Knight Lee comments on Knight Lee’s Shortform

Knight Lee 15 Apr 2025 6:35 UTC
2 points
0
Can anyone explain why my “Constitutional AI Sufficiency Argument” is wrong?
I strongly suspect that most people here disagree with it, but I’m left not knowing the reason.
The argument says: whether or not Constitutional AI is sufficient to align superintelligences, hinges on two key premises:
1. The AI’s capabilities on the task of evaluating its own corrigibility/honesty, is sufficient to train itself to remain corrigible/honest (assuming it starts off corrigible/honest enough to not sabotage this task).

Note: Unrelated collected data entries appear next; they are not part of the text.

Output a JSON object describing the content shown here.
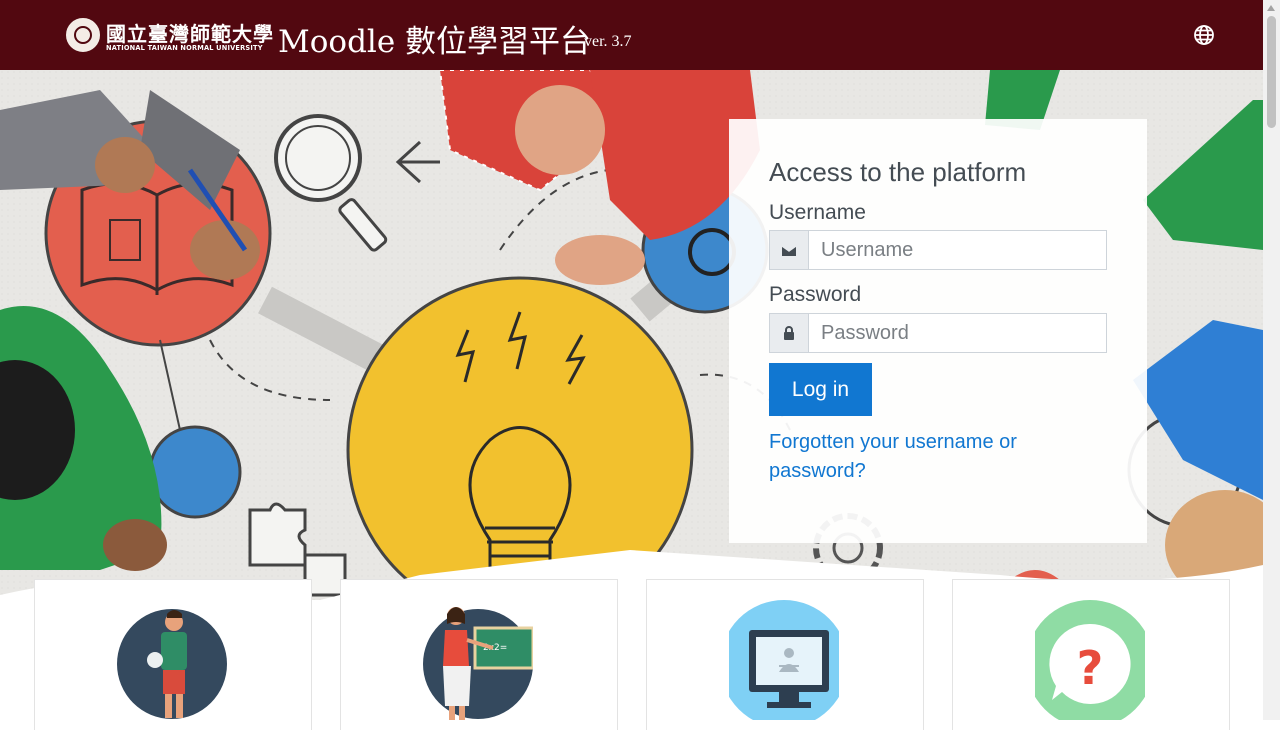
{
  "header": {
    "university_name_zh": "國立臺灣師範大學",
    "university_name_en": "NATIONAL TAIWAN NORMAL UNIVERSITY",
    "site_title": "Moodle 數位學習平台",
    "version": "ver. 3.7",
    "language_icon": "globe-icon"
  },
  "login": {
    "title": "Access to the platform",
    "username_label": "Username",
    "username_placeholder": "Username",
    "username_icon": "user-icon",
    "password_label": "Password",
    "password_placeholder": "Password",
    "password_icon": "lock-icon",
    "login_button": "Log in",
    "forgot_link": "Forgotten your username or password?"
  },
  "features": [
    {
      "icon": "student-icon",
      "color": "#34495e"
    },
    {
      "icon": "teacher-icon",
      "color": "#34495e"
    },
    {
      "icon": "monitor-icon",
      "color": "#7fd0f5"
    },
    {
      "icon": "help-question-icon",
      "color": "#8fdca4"
    }
  ],
  "colors": {
    "header_bg": "#520810",
    "accent": "#1177d1"
  }
}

2. It starts off corrigible/honest enough to not sabotage this self evaluation task.
My ignorant view is that so long as 1 and 2 are satisfied, the Constitutional AI can probably remain corrigible/honest even to superintelligence.
If that is the case, isn’t it an extremely important to study “how to improve the Constitutional AI’s capabilities in evaluating its own corrigibility/honesty?”

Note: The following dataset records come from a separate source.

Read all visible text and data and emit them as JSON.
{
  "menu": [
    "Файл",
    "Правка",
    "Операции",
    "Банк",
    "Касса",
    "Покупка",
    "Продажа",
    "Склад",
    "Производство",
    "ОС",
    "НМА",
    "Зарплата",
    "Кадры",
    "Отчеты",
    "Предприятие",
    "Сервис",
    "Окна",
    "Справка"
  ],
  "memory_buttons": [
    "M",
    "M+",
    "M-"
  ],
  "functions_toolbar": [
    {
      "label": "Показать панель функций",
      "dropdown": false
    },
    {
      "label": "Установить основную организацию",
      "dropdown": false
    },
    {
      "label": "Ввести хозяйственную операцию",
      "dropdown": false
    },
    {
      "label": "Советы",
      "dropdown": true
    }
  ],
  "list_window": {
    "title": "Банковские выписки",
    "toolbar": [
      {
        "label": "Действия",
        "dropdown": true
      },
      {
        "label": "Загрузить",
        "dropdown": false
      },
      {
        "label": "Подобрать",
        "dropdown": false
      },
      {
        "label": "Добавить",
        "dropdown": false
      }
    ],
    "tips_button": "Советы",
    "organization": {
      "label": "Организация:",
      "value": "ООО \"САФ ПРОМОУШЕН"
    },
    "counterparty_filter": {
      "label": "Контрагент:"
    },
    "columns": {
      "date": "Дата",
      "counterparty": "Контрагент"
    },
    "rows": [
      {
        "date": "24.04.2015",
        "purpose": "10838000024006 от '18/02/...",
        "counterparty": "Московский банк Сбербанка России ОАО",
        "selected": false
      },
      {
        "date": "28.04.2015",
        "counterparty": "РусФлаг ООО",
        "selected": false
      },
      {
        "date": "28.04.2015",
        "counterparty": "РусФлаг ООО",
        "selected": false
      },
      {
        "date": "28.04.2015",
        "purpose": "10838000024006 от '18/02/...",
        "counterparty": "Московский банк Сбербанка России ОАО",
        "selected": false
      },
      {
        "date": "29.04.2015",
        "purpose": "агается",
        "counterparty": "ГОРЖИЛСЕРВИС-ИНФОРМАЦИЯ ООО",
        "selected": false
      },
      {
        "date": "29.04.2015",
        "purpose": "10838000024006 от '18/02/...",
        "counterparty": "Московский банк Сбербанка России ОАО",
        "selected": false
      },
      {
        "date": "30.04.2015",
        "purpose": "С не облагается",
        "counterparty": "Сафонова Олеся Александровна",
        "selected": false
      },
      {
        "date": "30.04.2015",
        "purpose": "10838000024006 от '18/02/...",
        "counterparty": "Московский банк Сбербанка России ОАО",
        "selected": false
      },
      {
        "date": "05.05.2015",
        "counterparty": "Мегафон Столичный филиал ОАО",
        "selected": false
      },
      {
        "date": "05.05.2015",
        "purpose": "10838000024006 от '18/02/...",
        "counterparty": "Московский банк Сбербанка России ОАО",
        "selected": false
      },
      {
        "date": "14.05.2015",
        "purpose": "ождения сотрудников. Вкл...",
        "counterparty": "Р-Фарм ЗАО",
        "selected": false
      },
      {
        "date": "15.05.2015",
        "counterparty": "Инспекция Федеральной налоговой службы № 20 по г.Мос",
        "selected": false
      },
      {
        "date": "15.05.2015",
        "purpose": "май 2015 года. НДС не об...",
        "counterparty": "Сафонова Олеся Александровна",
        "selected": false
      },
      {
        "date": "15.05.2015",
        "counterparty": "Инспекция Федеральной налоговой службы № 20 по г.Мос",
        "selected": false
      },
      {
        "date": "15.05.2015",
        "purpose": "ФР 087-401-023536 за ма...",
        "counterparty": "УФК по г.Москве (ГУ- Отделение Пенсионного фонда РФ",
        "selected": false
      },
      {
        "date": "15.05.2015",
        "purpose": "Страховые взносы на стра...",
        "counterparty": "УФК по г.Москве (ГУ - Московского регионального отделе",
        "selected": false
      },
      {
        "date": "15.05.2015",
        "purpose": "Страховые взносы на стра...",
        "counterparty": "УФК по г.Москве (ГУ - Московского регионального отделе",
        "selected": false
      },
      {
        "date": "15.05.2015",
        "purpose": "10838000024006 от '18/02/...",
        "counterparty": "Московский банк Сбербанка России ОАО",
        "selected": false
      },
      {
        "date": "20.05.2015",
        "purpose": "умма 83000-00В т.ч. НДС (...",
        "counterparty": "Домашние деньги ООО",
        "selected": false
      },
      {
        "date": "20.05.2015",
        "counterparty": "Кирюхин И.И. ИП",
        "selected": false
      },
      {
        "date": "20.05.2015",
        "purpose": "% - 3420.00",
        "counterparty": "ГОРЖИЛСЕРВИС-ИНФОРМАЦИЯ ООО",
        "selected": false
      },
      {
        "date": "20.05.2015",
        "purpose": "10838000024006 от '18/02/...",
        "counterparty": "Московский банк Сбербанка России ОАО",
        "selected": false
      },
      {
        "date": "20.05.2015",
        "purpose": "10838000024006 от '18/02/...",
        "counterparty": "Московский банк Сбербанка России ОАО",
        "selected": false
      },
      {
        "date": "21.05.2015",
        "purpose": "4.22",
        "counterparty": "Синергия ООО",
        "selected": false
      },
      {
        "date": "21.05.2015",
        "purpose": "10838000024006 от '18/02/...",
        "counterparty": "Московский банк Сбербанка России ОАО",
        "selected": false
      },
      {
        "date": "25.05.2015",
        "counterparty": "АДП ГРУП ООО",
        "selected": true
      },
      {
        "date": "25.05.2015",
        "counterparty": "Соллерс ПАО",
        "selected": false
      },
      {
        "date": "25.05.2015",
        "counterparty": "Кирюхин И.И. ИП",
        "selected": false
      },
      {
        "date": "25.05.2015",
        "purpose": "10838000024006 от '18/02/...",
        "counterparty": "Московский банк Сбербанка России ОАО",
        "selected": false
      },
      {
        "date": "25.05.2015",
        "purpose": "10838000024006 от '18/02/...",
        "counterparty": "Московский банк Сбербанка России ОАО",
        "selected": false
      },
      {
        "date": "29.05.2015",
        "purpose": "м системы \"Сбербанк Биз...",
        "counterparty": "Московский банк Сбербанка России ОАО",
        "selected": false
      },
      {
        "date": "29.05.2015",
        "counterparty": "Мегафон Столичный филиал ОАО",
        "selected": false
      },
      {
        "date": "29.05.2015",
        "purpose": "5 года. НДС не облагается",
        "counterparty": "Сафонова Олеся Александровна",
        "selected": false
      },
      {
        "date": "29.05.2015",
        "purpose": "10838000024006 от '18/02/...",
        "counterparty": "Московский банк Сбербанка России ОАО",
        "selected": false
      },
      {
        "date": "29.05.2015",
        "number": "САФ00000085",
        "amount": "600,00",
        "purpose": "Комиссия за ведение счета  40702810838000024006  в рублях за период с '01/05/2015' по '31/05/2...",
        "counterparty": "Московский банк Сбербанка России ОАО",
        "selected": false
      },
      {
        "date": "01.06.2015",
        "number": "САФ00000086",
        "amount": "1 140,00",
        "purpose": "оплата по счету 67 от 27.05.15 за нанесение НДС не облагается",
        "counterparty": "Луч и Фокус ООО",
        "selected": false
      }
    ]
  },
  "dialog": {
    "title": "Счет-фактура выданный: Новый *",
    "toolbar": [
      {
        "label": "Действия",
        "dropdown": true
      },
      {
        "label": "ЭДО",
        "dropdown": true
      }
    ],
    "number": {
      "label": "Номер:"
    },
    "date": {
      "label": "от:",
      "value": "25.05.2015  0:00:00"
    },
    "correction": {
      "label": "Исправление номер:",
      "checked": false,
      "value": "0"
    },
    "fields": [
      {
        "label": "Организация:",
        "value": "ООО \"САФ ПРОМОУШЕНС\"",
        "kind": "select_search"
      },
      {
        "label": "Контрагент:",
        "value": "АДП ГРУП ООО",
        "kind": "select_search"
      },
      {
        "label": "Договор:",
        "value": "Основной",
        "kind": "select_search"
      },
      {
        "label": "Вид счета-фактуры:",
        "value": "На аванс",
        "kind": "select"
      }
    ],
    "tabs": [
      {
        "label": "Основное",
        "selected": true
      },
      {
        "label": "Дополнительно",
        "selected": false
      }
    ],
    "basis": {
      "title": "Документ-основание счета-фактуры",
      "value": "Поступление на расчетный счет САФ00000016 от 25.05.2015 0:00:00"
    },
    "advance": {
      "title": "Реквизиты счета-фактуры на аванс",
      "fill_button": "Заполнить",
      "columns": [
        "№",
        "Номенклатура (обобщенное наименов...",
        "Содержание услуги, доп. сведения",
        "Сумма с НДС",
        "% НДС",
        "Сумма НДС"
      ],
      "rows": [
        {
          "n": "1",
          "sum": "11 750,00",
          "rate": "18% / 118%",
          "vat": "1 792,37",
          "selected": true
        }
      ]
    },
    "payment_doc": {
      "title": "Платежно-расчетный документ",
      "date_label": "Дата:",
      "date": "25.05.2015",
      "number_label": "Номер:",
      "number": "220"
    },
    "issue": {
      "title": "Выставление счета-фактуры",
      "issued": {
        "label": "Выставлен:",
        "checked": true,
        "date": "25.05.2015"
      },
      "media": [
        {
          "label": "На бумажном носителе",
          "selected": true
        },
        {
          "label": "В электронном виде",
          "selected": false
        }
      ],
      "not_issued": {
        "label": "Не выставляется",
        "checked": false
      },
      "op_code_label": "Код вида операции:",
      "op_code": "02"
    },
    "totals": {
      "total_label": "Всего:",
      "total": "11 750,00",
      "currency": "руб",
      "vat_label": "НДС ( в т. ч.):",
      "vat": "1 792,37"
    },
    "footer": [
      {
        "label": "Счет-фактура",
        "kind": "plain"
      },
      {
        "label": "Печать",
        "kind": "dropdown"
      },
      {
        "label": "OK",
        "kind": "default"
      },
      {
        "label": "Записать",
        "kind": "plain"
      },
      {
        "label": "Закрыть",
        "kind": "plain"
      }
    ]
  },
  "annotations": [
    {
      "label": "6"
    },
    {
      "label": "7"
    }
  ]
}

Shouldn’t we be spending a lot of effort improving this capability, and trying to apply a ton of methods towards this goal (like AI debate and other judgment improving ideas)?
At least the people who agree with Constitutional AI should be in favour of this...?
Can anyone kindly explain what am I missing? I wrote a post and I think almost nobody agreed with this argument.
Thanks :)